Cette fois ça y est: le « George Sand », soit le dernier robot-géant de la classe des Atlas encore plus ou moins entier et en état, est prêt à s’extraire des boues indiennes où il gisait depuis des décennies. Ismaël Tayeb, anti-héros central de ce récit aux trames multiples et interconnectées, semble avoir réussi à blouser la mafia qui l’emploie et à regrouper l’équipage nécessaire pour mener à bien une mission qui le dépasse et s’impose à lui: rejoindre le parc de Tassili en Algérie où un UMO est littéralement sorti de terre, et combattre celui-ci avec son robot géant. UMO comme « Unidentified Moving Objet », un objet mobile non-identifié dont on ne connait encore rien de la puissance ou des origines, mais dont l’étrange logo est apparu sur le front du bébé de Françoise Halfort, une ancienne reporter de guerre qui s’est retrouvée enceinte à 53 ans après être passée par Tassili.
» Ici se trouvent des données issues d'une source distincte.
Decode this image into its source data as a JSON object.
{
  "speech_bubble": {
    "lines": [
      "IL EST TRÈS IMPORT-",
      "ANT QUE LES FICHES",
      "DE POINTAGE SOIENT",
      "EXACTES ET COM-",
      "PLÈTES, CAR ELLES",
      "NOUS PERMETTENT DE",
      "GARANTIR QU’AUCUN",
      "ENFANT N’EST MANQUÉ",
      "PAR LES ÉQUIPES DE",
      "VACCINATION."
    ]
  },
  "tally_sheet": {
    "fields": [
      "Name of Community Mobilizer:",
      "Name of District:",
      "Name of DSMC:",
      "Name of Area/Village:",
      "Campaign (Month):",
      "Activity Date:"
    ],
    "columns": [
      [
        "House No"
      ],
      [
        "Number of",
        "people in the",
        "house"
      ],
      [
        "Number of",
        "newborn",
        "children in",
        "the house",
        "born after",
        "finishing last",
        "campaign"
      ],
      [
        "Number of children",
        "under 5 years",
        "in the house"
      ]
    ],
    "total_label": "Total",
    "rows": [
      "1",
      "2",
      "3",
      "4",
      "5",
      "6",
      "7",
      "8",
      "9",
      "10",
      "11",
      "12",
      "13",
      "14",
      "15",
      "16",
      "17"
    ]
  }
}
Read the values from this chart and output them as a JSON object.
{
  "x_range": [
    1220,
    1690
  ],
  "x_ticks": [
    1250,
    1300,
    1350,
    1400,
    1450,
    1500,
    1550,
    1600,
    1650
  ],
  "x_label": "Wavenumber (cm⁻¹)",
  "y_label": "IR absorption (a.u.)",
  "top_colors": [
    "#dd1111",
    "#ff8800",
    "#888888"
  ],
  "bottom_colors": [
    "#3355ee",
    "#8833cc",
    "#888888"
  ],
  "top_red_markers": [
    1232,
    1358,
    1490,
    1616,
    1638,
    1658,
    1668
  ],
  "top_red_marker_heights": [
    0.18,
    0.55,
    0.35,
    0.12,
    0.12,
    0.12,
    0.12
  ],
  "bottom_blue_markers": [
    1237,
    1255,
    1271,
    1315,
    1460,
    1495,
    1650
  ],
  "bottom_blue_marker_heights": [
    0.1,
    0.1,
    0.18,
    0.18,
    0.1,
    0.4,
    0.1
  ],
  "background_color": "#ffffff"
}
Celle-ci doit maintenant fuir pour mettre l’étrange bambin à l’abri… Ajoutez au tableau une vingtaine, au moins, de personnages récurrents, dont de brillantes ingénieurs indiennes, un truand russe, des vieux pilotes, un cul-de-jatte et toute une série de bandits, de la petite frappe sympa au grand ponte fou dangereux, le tout sur un fond mêlant collapsologie, guerre d’Algérie et grande aventure, et vous obtenez le deuxième tome -de plus de 200 pages!- de la meilleure BD de divertissement (mais pas que) de ces dernières années, qui puise elle-même dans le meilleur de la pop culture, entre séries télé et combats de robots géants, et qui aura fait ressortir le meilleur de son quintet d’auteurs nantais, tous au sommet de leur art. À commencer par Hervé Tanquerelle, qui s’est chargé du dessin de cette grande aventure: un semi-réalisme à la fois expressif et très lisible, clé du succès et du souffle de cet incontournable Dernier Atlas.
Grosse machine
« Au début, j’avais peur d’être l’erreur de casting« , explique dans un excès de modestie le dessinateur des Voleurs de Carthage, du Professeur Bell, de Lucha Libre ou de Groenland Vertigo, et qui fut aussi le rédacteur en chef de la revue numérique Professeur Cyclope, où est né concrètement le projet du Dernier Atlas, il y a près de dix ans. « J’avais conscience de l’ampleur du monstre, et de la manière dont j’allais devoir pousser mon dessin vers plus de réalisme, plus que je ne l’avais jamais fait. J’ai mis longtemps à me sentir à l’aise. C’est une grosse machine, comme notre robot, mais nous avons aussi un équipage qui fonctionne à merveille. On se connaît tous depuis très longtemps, nous sommes tous très pointilleux et nous sommes tous mus par les mêmes envies, les mêmes rails: l’amour du récit d’aventure et de la fiction, avec ce besoin d’insuffler du fond dans du divertissement, de ne pas prendre les lecteurs pour des idiots. »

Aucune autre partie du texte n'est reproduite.